Assuming the school environment isn’t unsafe and nothing terrible is happing there, it is helpful to encourage on-going attendance, even if it is not full time or in all lessons. Avoidance behaviour, staying away from school, is a powerful reinforcer of the anxiety; it confirms the perceived threat so that next time the child approaches school they respond with a powerful flight/fight/freeze reaction. They may need a day or two of compassionate listening and looking after, whilst you make a plan together with school and prepare to face the fear. However, too long away will be unhelpful.
The fear needs to be tackled step by step, in manageable steps, with support, understanding and patience. Firmness and confidence as a parent is necessary as it will be hard for the child / young person to face and overcome fear – your belief in them and the process is needed.
Planning the return
When planning your child’s return to school, it’s really important to do this in a way that is won’t overwhelm the child and produce a panic attack. They should be involved and have a sense of control even though they will have to go through some discomfort and stick with it until the anxiety fades. The task must be broken up into steps which may have to be small and repeated regularly. Once a step is easy, the next step can be attempted, with support. This can seem frustratingly slow but will be more effective than pushing too hard or too quickly and the child or young person retreating and avoiding the task. As well as support from parents/carers, think about who, in school, can provide support and help with these steps. A friend meeting a young person to walk in together, going to a trusted support teacher once in school, only attending for a particular lesson or for lunch time – all of these can be part of a gradual reintroduction to school.

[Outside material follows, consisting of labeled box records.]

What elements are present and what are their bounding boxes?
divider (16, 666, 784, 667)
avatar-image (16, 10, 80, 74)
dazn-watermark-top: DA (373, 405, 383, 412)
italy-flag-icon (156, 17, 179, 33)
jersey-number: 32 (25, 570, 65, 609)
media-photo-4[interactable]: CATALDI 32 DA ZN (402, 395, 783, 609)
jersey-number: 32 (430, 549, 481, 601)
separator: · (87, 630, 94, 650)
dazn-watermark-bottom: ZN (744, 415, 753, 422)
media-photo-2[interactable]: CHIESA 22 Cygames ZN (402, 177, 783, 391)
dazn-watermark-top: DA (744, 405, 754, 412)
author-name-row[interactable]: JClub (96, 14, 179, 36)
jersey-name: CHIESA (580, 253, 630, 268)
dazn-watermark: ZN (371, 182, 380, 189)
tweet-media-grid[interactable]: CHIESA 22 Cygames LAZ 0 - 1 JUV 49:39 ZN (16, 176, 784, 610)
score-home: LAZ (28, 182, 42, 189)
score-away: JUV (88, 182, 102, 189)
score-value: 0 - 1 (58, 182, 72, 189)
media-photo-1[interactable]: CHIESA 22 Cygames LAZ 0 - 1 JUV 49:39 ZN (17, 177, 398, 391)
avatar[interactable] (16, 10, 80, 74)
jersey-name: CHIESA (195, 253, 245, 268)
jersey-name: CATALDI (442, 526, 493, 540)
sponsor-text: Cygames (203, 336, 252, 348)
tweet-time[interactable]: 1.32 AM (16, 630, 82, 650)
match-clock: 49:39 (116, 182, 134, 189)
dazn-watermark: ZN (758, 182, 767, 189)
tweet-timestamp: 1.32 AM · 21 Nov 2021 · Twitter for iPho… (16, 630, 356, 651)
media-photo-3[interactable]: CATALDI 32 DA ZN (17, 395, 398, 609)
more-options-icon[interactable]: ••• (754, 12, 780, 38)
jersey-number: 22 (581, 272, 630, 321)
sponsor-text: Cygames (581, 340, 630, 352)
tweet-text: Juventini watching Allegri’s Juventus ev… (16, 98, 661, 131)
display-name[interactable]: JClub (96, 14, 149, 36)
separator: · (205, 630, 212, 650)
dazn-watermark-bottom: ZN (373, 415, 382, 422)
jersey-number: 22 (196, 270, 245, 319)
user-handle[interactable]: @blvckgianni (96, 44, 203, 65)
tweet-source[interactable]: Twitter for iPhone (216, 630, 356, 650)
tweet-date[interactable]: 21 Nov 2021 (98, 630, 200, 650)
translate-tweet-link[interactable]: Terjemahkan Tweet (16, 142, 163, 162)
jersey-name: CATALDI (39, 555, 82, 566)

Make sure that your child knows the plan and has agreed to it. It won’t help to push or trick them into doing more. They need to trust you. Help motivate them with rewards. Encourage activities that calm them, such as music and colouring and use distraction and slow breathing exercises to help them over the initial hurdle.
You might feel very anxious and upset yourself, seeing your child so worried and panicky or simply concerned that refusing to go to school could be a slippery slope towards worse things. It may feel hard to you to encourage your child to tolerate their distress by going to school and you may feel it could damage them. It is helpful in this situation to think about your own response and your own experiences of school, separation and managing difficult situations and feelings. Did you get the support you needed? Do you identify with your child strongly and want them to have a different experience from yours? At times we can inadvertently project our own anxieties onto our children; our experiences and their situation may become mixed up in our minds. It may help for you to seek psychological support yourself to
disentangle these feelings, to feel able to tolerate uncomfortable feelings and to allow you to be the parent your child needs.